Once when I came back from home, my server was frozen, so i think it is a hard disk.

IT_2007
Honored Contributor

Re: dmesg excesive error

Don't rely on dmesg, it is only good to check once server is rebooted because it will have latest timestamp. Always check /var/adm/syslog/syslog.log file.

or check with bdf which would be much better.

Thanks,
Srini
Mel Burslan
Honored Contributor

Re: dmesg excesive error

vx_nospace has nothing to do with a failed hard disk. it is related to lvm, hence the vx prefix.

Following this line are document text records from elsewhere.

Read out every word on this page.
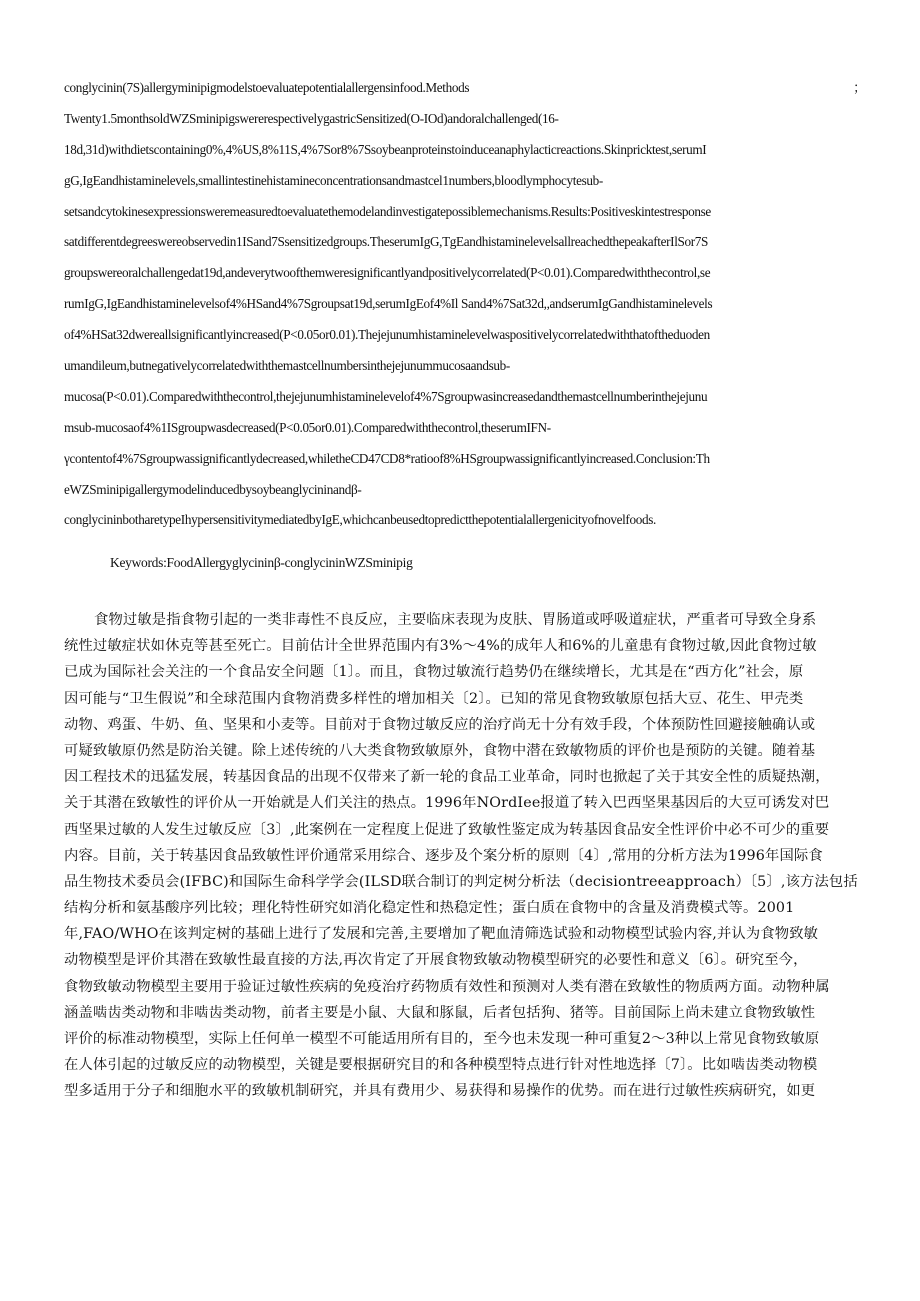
conglycinin(7S)allergyminipigmodelstoevaluatepotentialallergensinfood.Methods	；
Twenty1.5monthsoldWZSminipigswererespectivelygastricSensitized(O-IOd)andoralchallenged(16-
18d,31d)withdietscontaining0%,4%US,8%11S,4%7Sor8%7Ssoybeanproteinstoinduceanaphylacticreactions.Skinpricktest,serumI
gG,IgEandhistaminelevels,smallintestinehistamineconcentrationsandmastcel1numbers,bloodlymphocytesub-
setsandcytokinesexpressionsweremeasuredtoevaluatethemodelandinvestigatepossiblemechanisms.Results:Positiveskintestresponse
satdifferentdegreeswereobservedin1ISand7Ssensitizedgroups.TheserumIgG,TgEandhistaminelevelsallreachedthepeakafterIlSor7S
groupswereoralchallengedat19d,andeverytwoofthemweresignificantlyandpositivelycorrelated(P<0.01).Comparedwiththecontrol,se
rumIgG,IgEandhistaminelevelsof4%HSand4%7Sgroupsat19d,serumIgEof4%Il Sand4%7Sat32d,,andserumIgGandhistaminelevels
of4%HSat32dwereallsignificantlyincreased(P<0.05or0.01).Thejejunumhistaminelevelwaspositivelycorrelatedwiththatoftheduoden
umandileum,butnegativelycorrelatedwiththemastcellnumbersinthejejunummucosaandsub-
mucosa(P<0.01).Comparedwiththecontrol,thejejunumhistaminelevelof4%7Sgroupwasincreasedandthemastcellnumberinthejejunu
msub-mucosaof4%1ISgroupwasdecreased(P<0.05or0.01).Comparedwiththecontrol,theserumIFN-
γcontentof4%7Sgroupwassignificantlydecreased,whiletheCD47CD8*ratioof8%HSgroupwassignificantlyincreased.Conclusion:Th
eWZSminipigallergymodelinducedbysoybeanglycininandβ-
conglycininbotharetypeIhypersensitivitymediatedbyIgE,whichcanbeusedtopredictthepotentialallergenicityofnovelfoods.
Keywords:FoodAllergyglycininβ-conglycininWZSminipig
食物过敏是指食物引起的一类非毒性不良反应，主要临床表现为皮肤、胃肠道或呼吸道症状，严重者可导致全身系
统性过敏症状如休克等甚至死亡。目前估计全世界范围内有3%～4%的成年人和6%的儿童患有食物过敏,因此食物过敏
已成为国际社会关注的一个食品安全问题〔1〕。而且，食物过敏流行趋势仍在继续增长，尤其是在“西方化”社会，原
因可能与“卫生假说”和全球范围内食物消费多样性的增加相关〔2〕。已知的常见食物致敏原包括大豆、花生、甲壳类
动物、鸡蛋、牛奶、鱼、坚果和小麦等。目前对于食物过敏反应的治疗尚无十分有效手段，个体预防性回避接触确认或
可疑致敏原仍然是防治关键。除上述传统的八大类食物致敏原外，食物中潜在致敏物质的评价也是预防的关键。随着基
因工程技术的迅猛发展，转基因食品的出现不仅带来了新一轮的食品工业革命，同时也掀起了关于其安全性的质疑热潮，
关于其潜在致敏性的评价从一开始就是人们关注的热点。1996年NOrdIee报道了转入巴西坚果基因后的大豆可诱发对巴
西坚果过敏的人发生过敏反应〔3〕,此案例在一定程度上促进了致敏性鉴定成为转基因食品安全性评价中必不可少的重要
内容。目前，关于转基因食品致敏性评价通常采用综合、逐步及个案分析的原则〔4〕,常用的分析方法为1996年国际食
品生物技术委员会(IFBC)和国际生命科学学会(ILSD联合制订的判定树分析法（decisiontreeapproach）〔5〕,该方法包括
结构分析和氨基酸序列比较；理化特性研究如消化稳定性和热稳定性；蛋白质在食物中的含量及消费模式等。2001
年,FAO/WHO在该判定树的基础上进行了发展和完善,主要增加了靶血清筛选试验和动物模型试验内容,并认为食物致敏
动物模型是评价其潜在致敏性最直接的方法,再次肯定了开展食物致敏动物模型研究的必要性和意义〔6〕。研究至今，
食物致敏动物模型主要用于验证过敏性疾病的免疫治疗药物质有效性和预测对人类有潜在致敏性的物质两方面。动物种属
涵盖啮齿类动物和非啮齿类动物，前者主要是小鼠、大鼠和豚鼠，后者包括狗、猪等。目前国际上尚未建立食物致敏性
评价的标准动物模型，实际上任何单一模型不可能适用所有目的，至今也未发现一种可重复2～3种以上常见食物致敏原
在人体引起的过敏反应的动物模型，关键是要根据研究目的和各种模型特点进行针对性地选择〔7〕。比如啮齿类动物模
型多适用于分子和细胞水平的致敏机制研究，并具有费用少、易获得和易操作的优势。而在进行过敏性疾病研究，如更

Follwo Patrick's advise and check your syslog.log and OLDsyslog.log. Maybe with this command :

grep -i full /var/adm/syslog/syslog.log
grep -i full /var/adm/syslog/OLDsyslog.log
________________________________
UNIX because I majored in cryptology...
Camacho
Advisor

Re: dmesg excesive error

Thanks to all.

I reviewe my syslog and there is nothing else referencing the error so dmesg is discarded.
Camacho
Advisor

Re: dmesg excesive error

Thanks to all,

I was confused with the dmesg error and it is logical, my /home is to small and I have to clear it on a daily basis.